City plans to shutter the Brooklyn Heights Promenade during a multi-year reconstruction of a 1.5-mile section of the BQE has “very little chance” of moving forward, says Carlo Scissura, the head of a panel assembled by Mayor Bill de Blasio to study how best to overhaul the triple-cantilevered structure.
“The alternatives proposed by the city Department of Transportation present very serious issues with very little chance of being approved; other alternatives should be explored,” Scissura wrote in an update on the panel’s work. “The Commission has serious concerns about the proposed highway and encroachment on the Promenade (other than to renovate and upgrade the promenade) or major incursion into the Brooklyn Bridge Park with a temporary highway.”

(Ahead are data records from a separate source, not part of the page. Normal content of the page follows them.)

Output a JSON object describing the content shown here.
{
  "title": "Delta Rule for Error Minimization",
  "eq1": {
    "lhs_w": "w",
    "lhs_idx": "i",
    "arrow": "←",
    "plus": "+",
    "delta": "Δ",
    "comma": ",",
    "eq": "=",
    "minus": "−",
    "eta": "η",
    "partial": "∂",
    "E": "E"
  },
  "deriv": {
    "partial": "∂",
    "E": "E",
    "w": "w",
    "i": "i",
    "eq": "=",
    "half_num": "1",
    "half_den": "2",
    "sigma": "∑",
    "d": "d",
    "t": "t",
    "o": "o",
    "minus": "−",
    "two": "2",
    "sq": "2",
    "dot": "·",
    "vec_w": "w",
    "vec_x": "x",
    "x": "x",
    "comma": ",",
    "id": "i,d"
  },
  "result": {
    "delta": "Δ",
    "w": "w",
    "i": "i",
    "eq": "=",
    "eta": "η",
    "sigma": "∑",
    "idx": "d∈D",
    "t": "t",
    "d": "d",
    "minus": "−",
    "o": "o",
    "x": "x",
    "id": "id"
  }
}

A 65-year-old swath of the highway between Atlantic Avenue and Sands Street is in dire need of repairs. If nothing is done to rebuild the triple cantilever the city says it will have to issue weight restrictions and reroute trucks—some 25,000 use the expressway each day—from the road by 2026, and shutter it by 2036.
But the 1,825-foot promenade, with idyllic views of Manhattan and New York Harbor, is connected to the highway, so any changes to the BQE inevitably extend to the esplanade, which has become a sort of communal backyard for Brooklyn Heights and a major lure for tourists. That’s why when the Department of Transportation (DOT) introduced two proposals in 2018 that each called for the years-long closure of the esplanade, Brownstone Brooklyn mobilized and railed against the plans.

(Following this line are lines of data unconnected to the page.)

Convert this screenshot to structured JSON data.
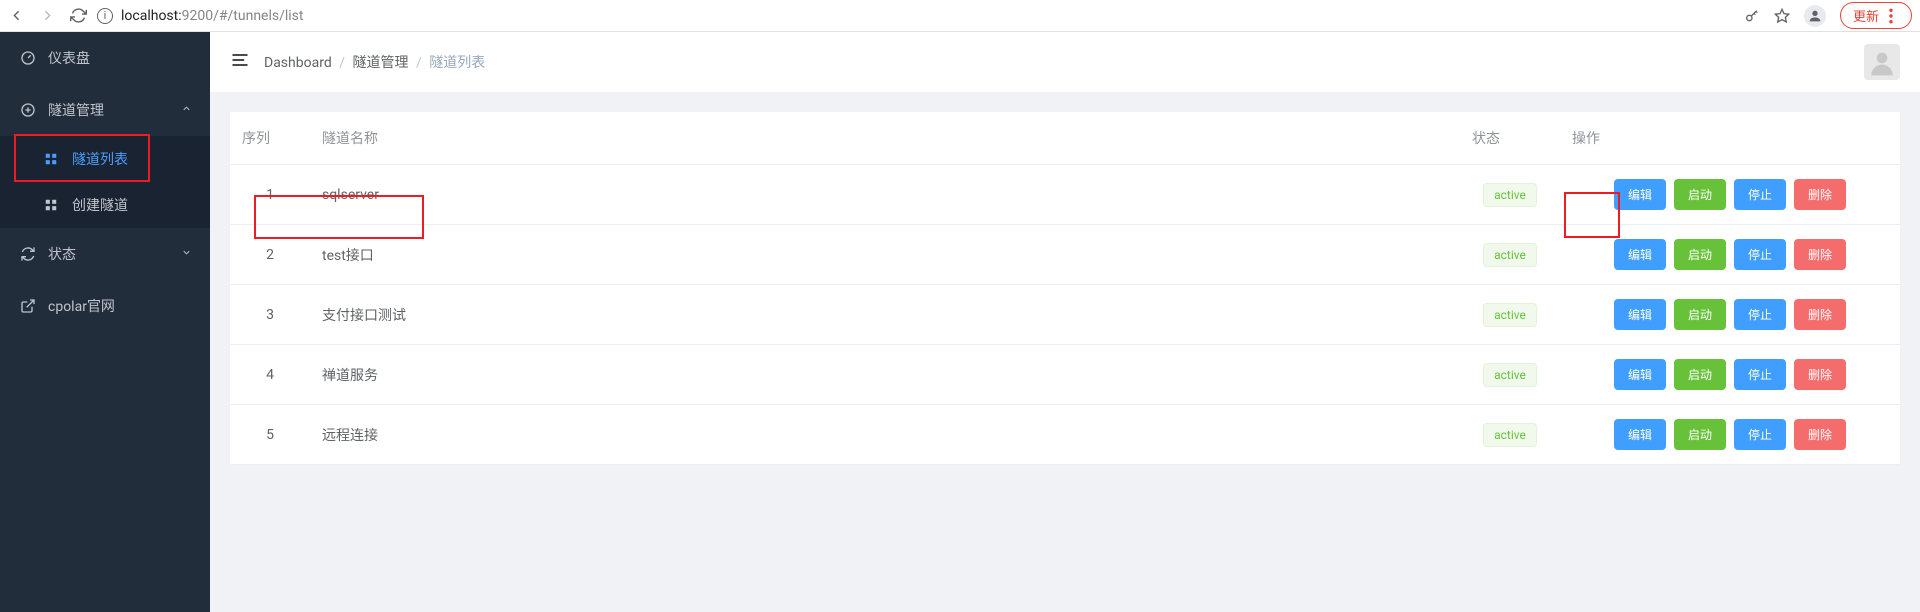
{
  "browser": {
    "url_host": "localhost:",
    "url_port_path": "9200/#/tunnels/list",
    "update_label": "更新"
  },
  "sidebar": {
    "items": [
      {
        "label": "仪表盘",
        "icon": "gauge",
        "hasChildren": false
      },
      {
        "label": "隧道管理",
        "icon": "plus-circle",
        "hasChildren": true,
        "expanded": true,
        "children": [
          {
            "label": "隧道列表",
            "active": true
          },
          {
            "label": "创建隧道",
            "active": false
          }
        ]
      },
      {
        "label": "状态",
        "icon": "refresh",
        "hasChildren": true,
        "expanded": false
      },
      {
        "label": "cpolar官网",
        "icon": "external",
        "hasChildren": false
      }
    ]
  },
  "breadcrumb": {
    "root": "Dashboard",
    "mid": "隧道管理",
    "last": "隧道列表"
  },
  "table": {
    "headers": {
      "seq": "序列",
      "name": "隧道名称",
      "status": "状态",
      "ops": "操作"
    },
    "status_label": "active",
    "op_labels": {
      "edit": "编辑",
      "start": "启动",
      "stop": "停止",
      "del": "删除"
    },
    "rows": [
      {
        "seq": "1",
        "name": "sqlserver"
      },
      {
        "seq": "2",
        "name": "test接口"
      },
      {
        "seq": "3",
        "name": "支付接口测试"
      },
      {
        "seq": "4",
        "name": "禅道服务"
      },
      {
        "seq": "5",
        "name": "远程连接"
      }
    ]
  }
}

If DOT wants the support of local civic groups, it must develop an innovative solution that works to enhance the structure and not simply rebuild it, community advocates stress.
“We understand this is challenging, but we hope to participate in the process and affect the end result, which must be a 21st-century sustainable solution, one that will permanently change the relationship of the expressway to our adjacent neighborhoods,” A Better Way, the BHA, and the Cobble Hill Association said in a joint statement. “That solution must protect our neighborhoods and parks, emphasize our neighborhoods’ historic character and enhance pedestrian connectivity and green space.”

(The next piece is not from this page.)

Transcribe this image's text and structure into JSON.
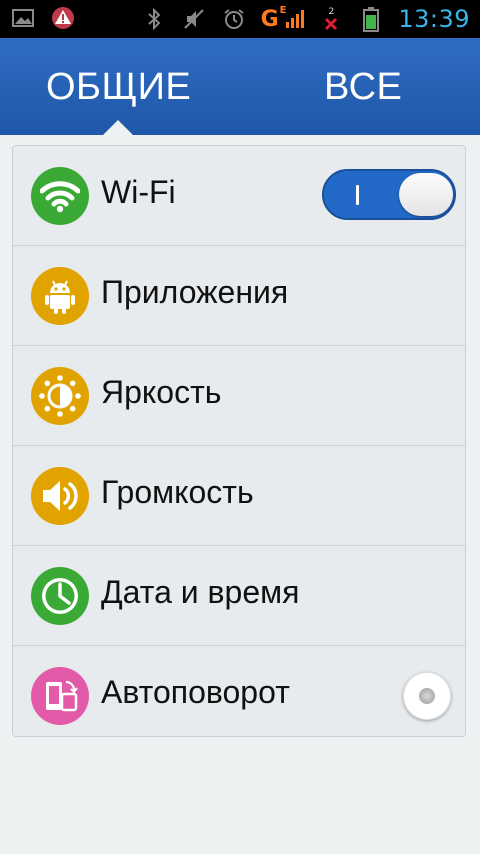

To date, nearly a dozen alternative proposals have been submitted to the DOT. Some shift the temporary elevated highway west of the BQE, others seek to dramatically reimagine the expressway from aging infrastructure to a community amenity with acres of parkland.
The 17-member expert panel assembled by Mayor de Blasio is now working to sift through those ideas and determine the best path forward. Since April, the group has held ten meetings with transportation officials and local leaders, toured the crumbling section of the road, and gathered data from various city agencies to better understand the project. The panel expects to publicly issue a report with recommendations in the early fall.
In the meantime, DOT is re-examining possible BQE construction techniques that “may be faster and less disruptive,” according to Scissura. The agency is also in the midst of tests to determine “whether more modest repair is justifiable and would reduce the need for a temporary replacement highway,” but has yet to narrow the field to a preferred approached.
“NYCDOT is exploring all options and is not committed to any one plan at this time,” said DOT spokesperson Alana Morales. “We will determine next steps at the conclusion of the panel process, and look forward to receiving their recommendations.”